Multi-period Learning for Financial Time Series Forecasting
Xu Zhang, Zhengang Huang, Yunzhi Wu, Xun Lu, Erpeng Qi, Yunkai Chen, Zhongya Xue, Qitong Wang, Peng Wang, Wei Wang
TL;DR
The paper addresses the challenge of financial time series forecasting by leveraging multi-period inputs that capture short-, medium-, and long-term information. It proposes the Multi-period Learning Framework (MLF), which integrates three novel components—Inter-period Redundancy Filtering (IRF), Multi-period self-Adaptive Patching (MAP), and Learnable Weighted-average Integration (LWI)—along with a Patch Squeeze module to enhance efficiency. Through experiments on fund sales data and public TSF datasets, MLF consistently outperforms both single-period baselines and existing multi-period methods, while also delivering notable efficiency gains and successful deployment in a production setting. These results demonstrate the practicality of multi-period designs for accurate and efficient financial forecasting.
Abstract
Time series forecasting is important in finance domain. Financial time series (TS) patterns are influenced by both short-term public opinions and medium-/long-term policy and market trends. Hence, processing multi-period inputs becomes crucial for accurate financial time series forecasting (TSF). However, current TSF models either use only single-period input, or lack customized designs for addressing multi-period characteristics.
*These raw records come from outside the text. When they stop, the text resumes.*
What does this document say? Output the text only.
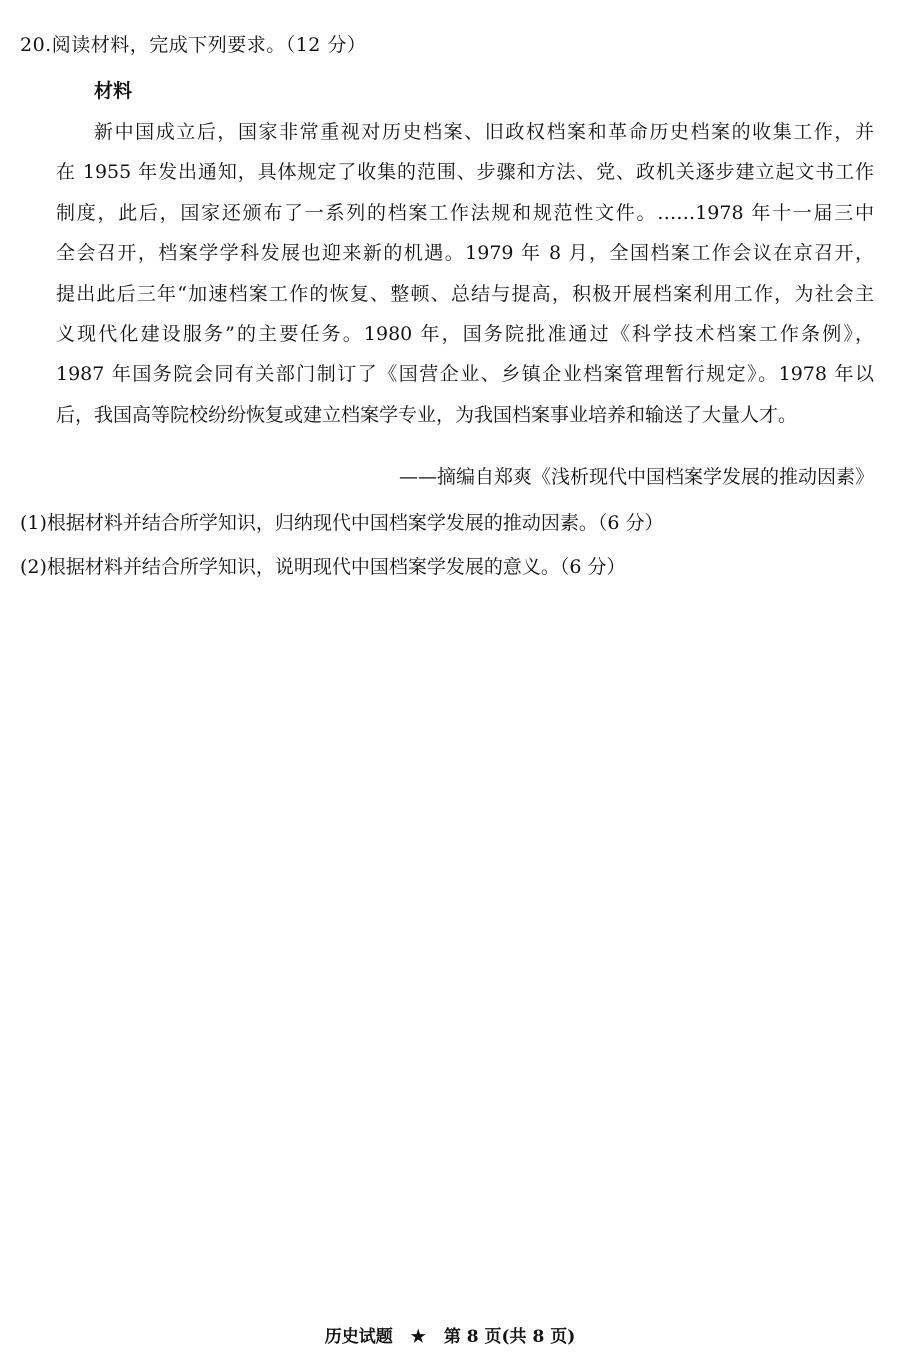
20.阅读材料，完成下列要求。（12 分）
材料
新中国成立后，国家非常重视对历史档案、旧政权档案和革命历史档案的收集工作，并
在 1955 年发出通知，具体规定了收集的范围、步骤和方法、党、政机关逐步建立起文书工作
制度，此后，国家还颁布了一系列的档案工作法规和规范性文件。……1978 年十一届三中
全会召开，档案学学科发展也迎来新的机遇。1979 年 8 月，全国档案工作会议在京召开，
提出此后三年“加速档案工作的恢复、整顿、总结与提高，积极开展档案利用工作，为社会主
义现代化建设服务”的主要任务。1980 年，国务院批准通过《科学技术档案工作条例》，
1987 年国务院会同有关部门制订了《国营企业、乡镇企业档案管理暂行规定》。1978 年以
后，我国高等院校纷纷恢复或建立档案学专业，为我国档案事业培养和输送了大量人才。
——摘编自郑爽《浅析现代中国档案学发展的推动因素》
(1)根据材料并结合所学知识，归纳现代中国档案学发展的推动因素。（6 分）
(2)根据材料并结合所学知识，说明现代中国档案学发展的意义。（6 分）
历史试题 ★ 第 8 页(共 8 页)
In this paper, we propose a Multi-period Learning Framework (MLF) to enhance financial TSF performance. MLF considers both TSF's accuracy and efficiency requirements. Specifically, we design three new modules to better integrate the multi-period inputs for improving accuracy: (i) Inter-period Redundancy Filtering (IRF), that removes the information redundancy between periods for accurate self-attention modeling, (ii) Learnable Weighted-average Integration (LWI), that effectively integrates multi-period forecasts, (iii) Multi-period self-Adaptive Patching (MAP), that mitigates the bias towards certain periods by setting the same number of patches across all periods. Furthermore, we propose a Patch Squeeze module to reduce the number of patches in self-attention modeling for maximized efficiency. MLF incorporates multiple inputs with varying lengths (periods) to achieve better accuracy and reduces the costs of selecting input lengths during training. The codes and datasets are available at https://github.com/Meteor-Stars/MLF.